Gli studi si basano sul principio in base al quale sembrerebbe che gli estratti di ashwagandha potrebbero essere in grado di arrestare le cellule cancerogene nel corso della loro evoluzione all’interno dell’organismo, fenomeno alla base dell’estensione dei tumori e della formazione delle metastasi.

Diversi ricercatori indiani sono giunti ad ipotizzare che le sostanze presenti nella pianta sarebbero capaci di impedire alle cellule “impazzite” di ricevere nutrimento dai vasi sanguigni e impendendo così il loro moltiplicarsi.

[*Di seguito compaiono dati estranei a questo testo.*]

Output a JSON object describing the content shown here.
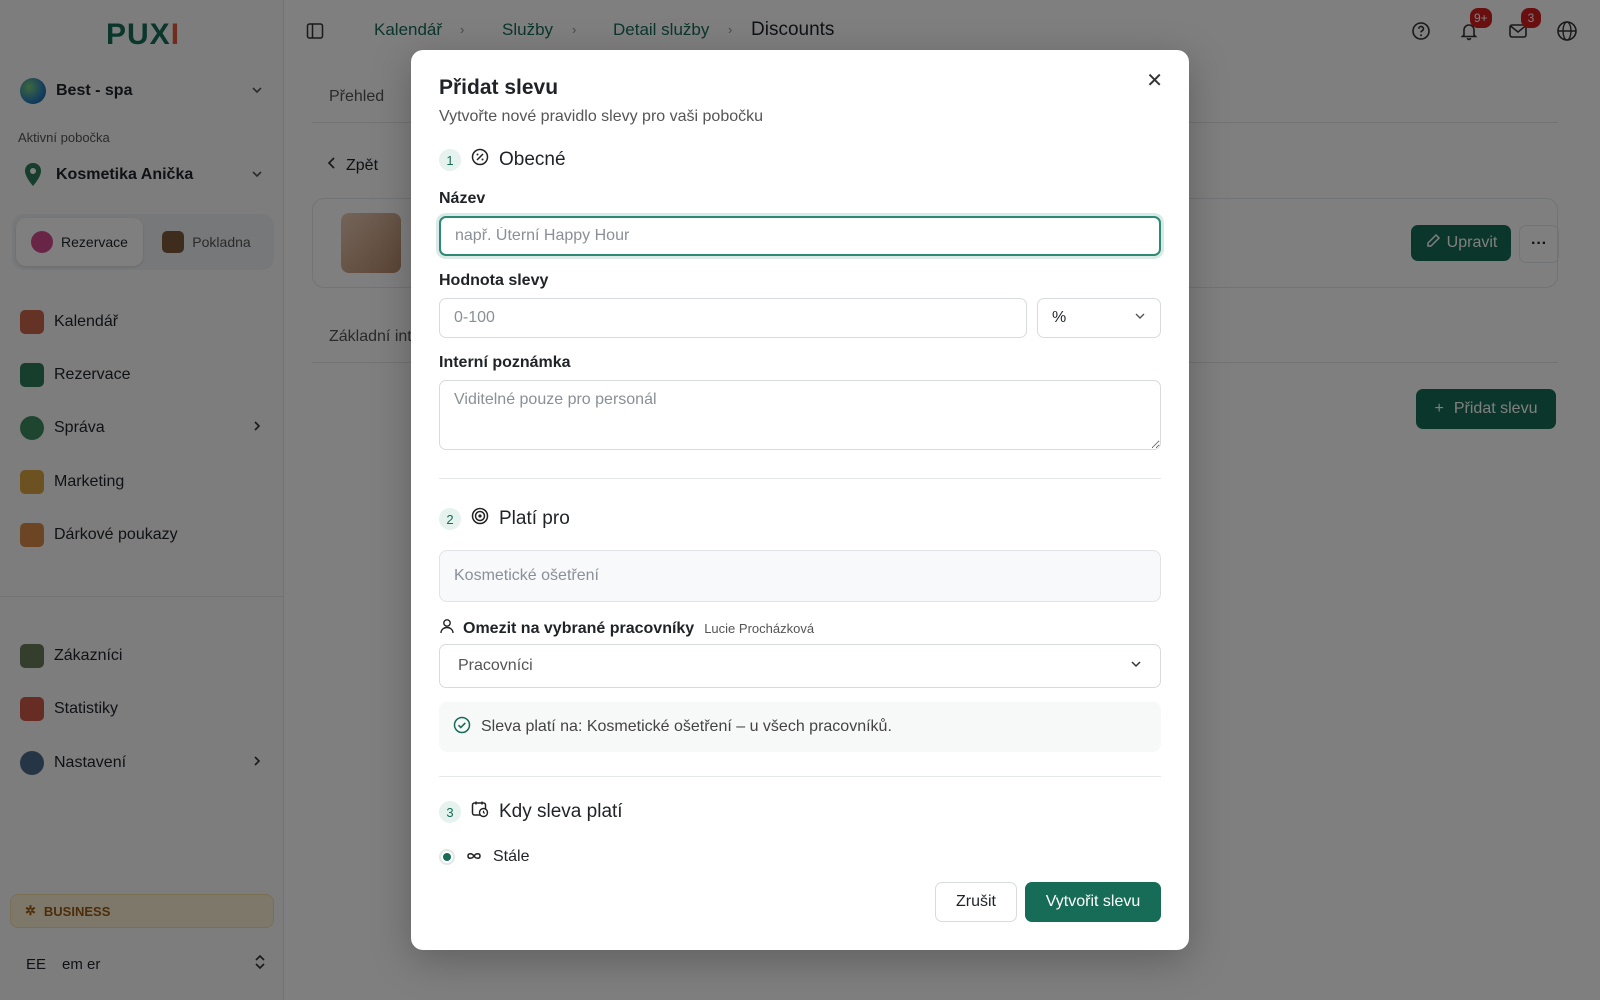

Ultimo ma non meno importante beneficio della Withania somnifera è quello antinfiammatorio, molto utile soprattutto se si tiene presente che, a differenza dei comuni farmaci da banco, non causa nessun problema a livello dello stomaco.

Alcune persone però sono preoccupate dagli effetti collaterali che potrebbe avere il ginseng indiano. In realtà l’ashwagandha può essere assunta senza nessun problema da tutti. Ovviamente bisogna far attenzione a quando si stanno assumendo altri farmaci per uso psichiatrico, come i barbiturici: in questo caso l’effetto ansiolitico e sedativo potrebbe essere rafforzato.

Inoltre, come qualsiasi altro prodotto di questo genere, bisogna fare attenzione anche in caso di gravidanza e allattamento.